Кантемир предвидел то недовольство, которое должна была вызвать его сатира в кругах дворянства, предвидел и обращенный к нему вопрос о том, кто позволил ему выступать столь строгим судьей дворянства. «На последний же их вопрос, — отвечал в предисловии к сатире Кантемир, — кто меня судьею поставил, ответствую: что все, что я пишу, — пишу по должности гражданина, отбивая все то, что согражданам моим вредно быть может». До Кантемира в русской литературе никто не высказывал таких смелых суждений. Это и дало право Белинскому при анализе второй сатиры писателя заявить, что в ней были выражены «святые истины о человеческом достоинстве».[1]

В событиях, связанных с восшествием на престол Анны Иоанновны в начале 1730 года, «ученая дружина» выступает как политическая организация.
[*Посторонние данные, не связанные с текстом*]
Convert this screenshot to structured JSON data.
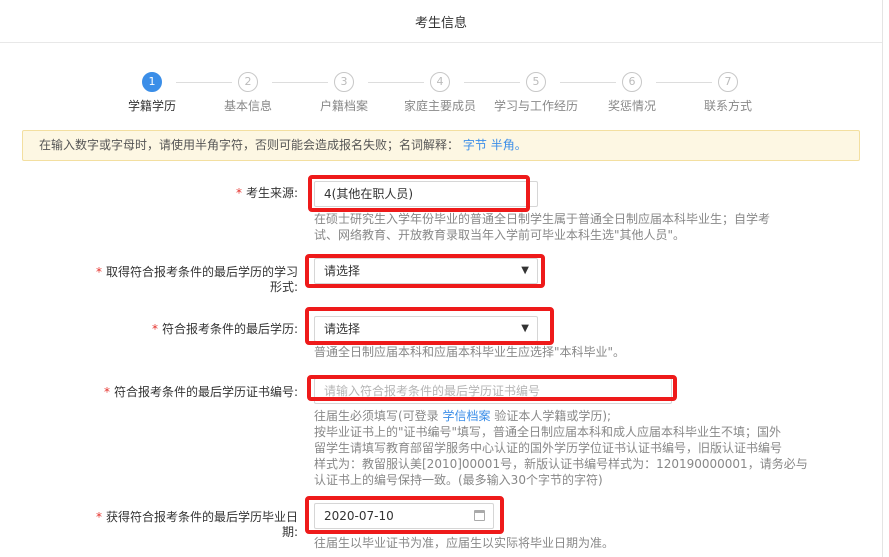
{
  "header": {
    "title": "考生信息"
  },
  "steps": [
    {
      "num": "1",
      "label": "学籍学历"
    },
    {
      "num": "2",
      "label": "基本信息"
    },
    {
      "num": "3",
      "label": "户籍档案"
    },
    {
      "num": "4",
      "label": "家庭主要成员"
    },
    {
      "num": "5",
      "label": "学习与工作经历"
    },
    {
      "num": "6",
      "label": "奖惩情况"
    },
    {
      "num": "7",
      "label": "联系方式"
    }
  ],
  "notice": {
    "text": "在输入数字或字母时，请使用半角字符，否则可能会造成报名失败；名词解释：",
    "link1": "字节",
    "link2": "半角。"
  },
  "form": {
    "source": {
      "label": "考生来源:",
      "value": "4(其他在职人员)",
      "hint_line1": "在硕士研究生入学年份毕业的普通全日制学生属于普通全日制应届本科毕业生；自学考",
      "hint_line2": "试、网络教育、开放教育录取当年入学前可毕业本科生选\"其他人员\"。"
    },
    "study_form": {
      "label_line1": "取得符合报考条件的最后学历的学习",
      "label_line2": "形式:",
      "value": "请选择"
    },
    "last_degree": {
      "label": "符合报考条件的最后学历:",
      "value": "请选择",
      "hint": "普通全日制应届本科和应届本科毕业生应选择\"本科毕业\"。"
    },
    "cert_no": {
      "label": "符合报考条件的最后学历证书编号:",
      "placeholder": "请输入符合报考条件的最后学历证书编号",
      "hint_pre": "往届生必须填写(可登录 ",
      "hint_link": "学信档案",
      "hint_post": " 验证本人学籍或学历);",
      "hint_line2": "按毕业证书上的\"证书编号\"填写，普通全日制应届本科和成人应届本科毕业生不填；国外",
      "hint_line3": "留学生请填写教育部留学服务中心认证的国外学历学位证书认证书编号，旧版认证书编号",
      "hint_line4": "样式为：教留服认美[2010]00001号，新版认证书编号样式为：120190000001，请务必与",
      "hint_line5": "认证书上的编号保持一致。(最多输入30个字节的字符)"
    },
    "grad_date": {
      "label_line1": "获得符合报考条件的最后学历毕业日",
      "label_line2": "期:",
      "value": "2020-07-10",
      "hint": "往届生以毕业证书为准，应届生以实际将毕业日期为准。"
    },
    "required_mark": "*"
  },
  "colors": {
    "accent": "#3b8ee8",
    "highlight": "#ee1a1a",
    "required": "#e5322d",
    "notice_bg": "#fdf7e3"
  }
}
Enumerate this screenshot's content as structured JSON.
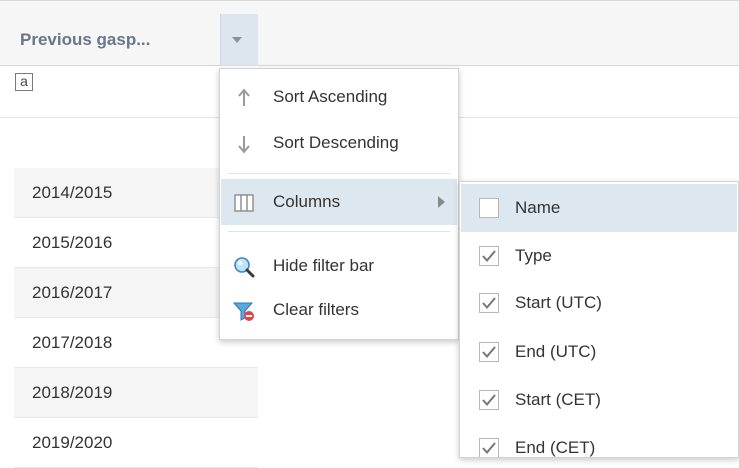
{
  "header": {
    "column_title": "Previous gasp..."
  },
  "filter": {
    "text_filter_glyph": "a"
  },
  "rows": [
    "2014/2015",
    "2015/2016",
    "2016/2017",
    "2017/2018",
    "2018/2019",
    "2019/2020"
  ],
  "menu": {
    "sort_asc": "Sort Ascending",
    "sort_desc": "Sort Descending",
    "columns": "Columns",
    "hide_filter_bar": "Hide filter bar",
    "clear_filters": "Clear filters"
  },
  "columns_menu": {
    "items": [
      {
        "label": "Name",
        "checked": false
      },
      {
        "label": "Type",
        "checked": true
      },
      {
        "label": "Start (UTC)",
        "checked": true
      },
      {
        "label": "End (UTC)",
        "checked": true
      },
      {
        "label": "Start (CET)",
        "checked": true
      },
      {
        "label": "End (CET)",
        "checked": true
      }
    ]
  },
  "colors": {
    "highlight": "#dce7f0",
    "header_bg": "#f6f6f6",
    "header_text": "#6b7686"
  }
}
Предложенные новой самодержице от лица верховников «кондиции» были подписаны ею в Митаве, до приезда в Москву. Однако к моменту этого приезда в среде шляхетства образовалась довольно мощная оппозиция верховникам, возглавляемая кн. А. М. Черкасским. За спиною верховников стояла противодействовавшая петровским реформам старинная аристократическая знать, тогда как оппозиция представляла интересы нового дворянства.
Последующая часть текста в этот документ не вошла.